Dampak dan Tantangan bagi Industri BPR
Penurunan jumlah BPR/BPRS menunjukkan tantangan yang dihadapi industri ini. Konsolidasi dan pencabutan izin usaha menunjukkan perlunya peningkatan efisiensi dan manajemen risiko yang lebih baik. Namun, pertumbuhan positif pada aset, kredit, dan DPK menunjukkan potensi yang masih ada dalam industri ini.
OJK terus berupaya untuk mendukung pengembangan industri BPR/BPRS melalui regulasi yang lebih baik dan pengawasan yang ketat. Hal ini diharapkan dapat meningkatkan daya saing dan stabilitas industri BPR/BPRS, serta mendukung perekonomian nasional, khususnya di sektor UMKM.
Meskipun terdapat tantangan, OJK optimis bahwa dengan langkah-langkah yang telah dan akan diambil, industri BPR/BPRS dapat terus berkontribusi pada perekonomian Indonesia.
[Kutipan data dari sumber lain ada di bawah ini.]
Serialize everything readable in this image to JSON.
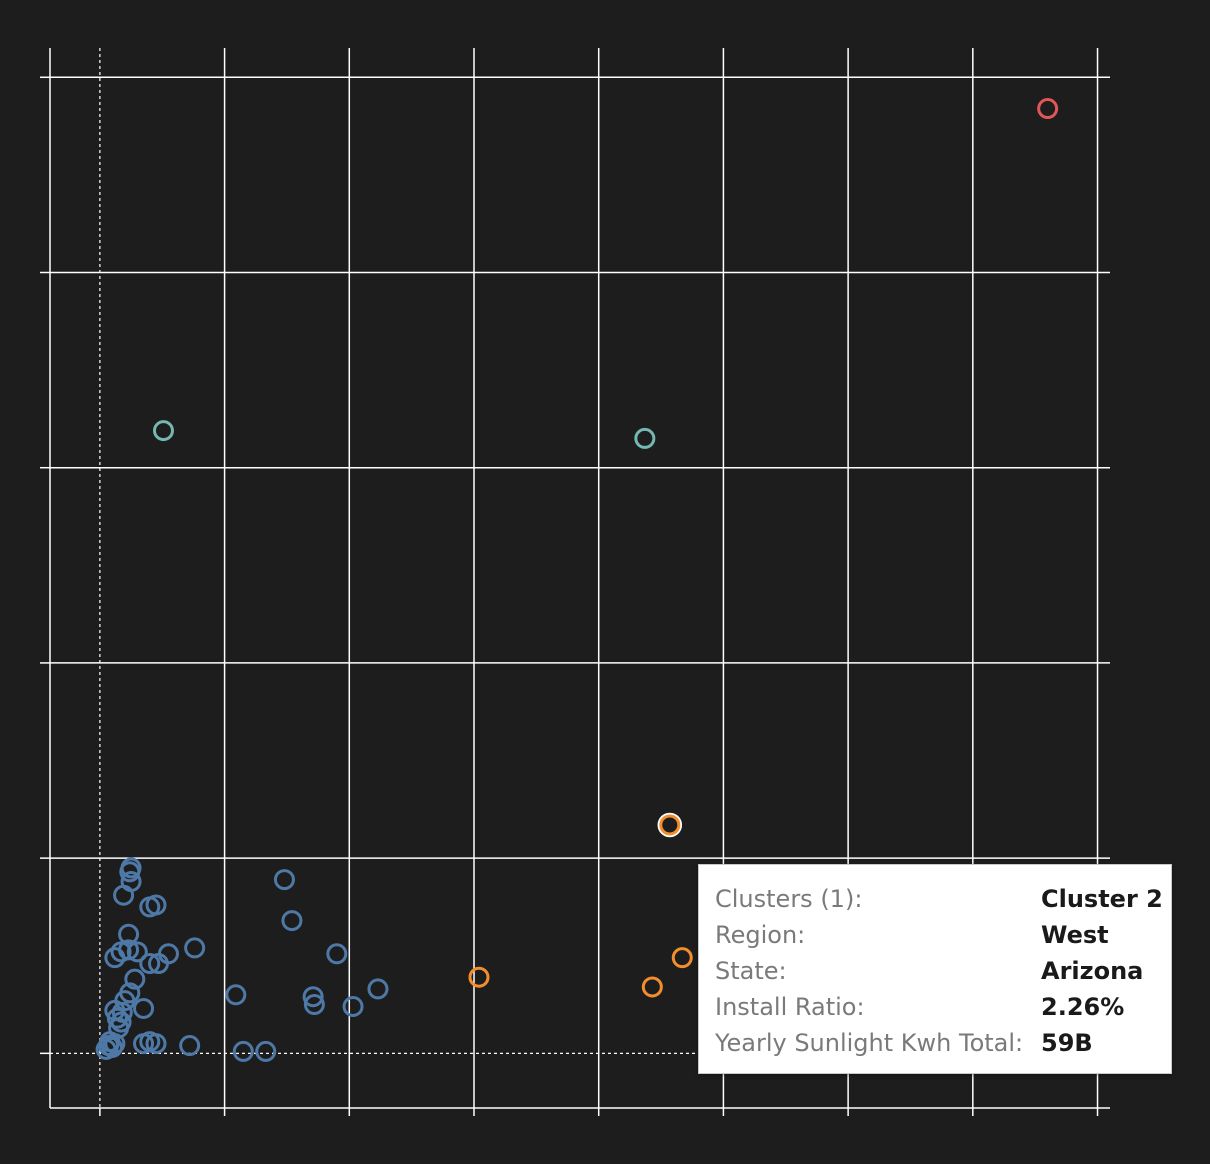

Penguatan regulasi dan pengawasan yang ketat diharapkan dapat menciptakan iklim yang kondusif bagi pertumbuhan yang berkelanjutan dan sehat bagi industri ini.
"OJK berkomitmen untuk terus memperkuat industri BPR/BPRS agar dapat berperan lebih optimal dalam mendukung perekonomian nasional," ujar Dian Ediana Rae.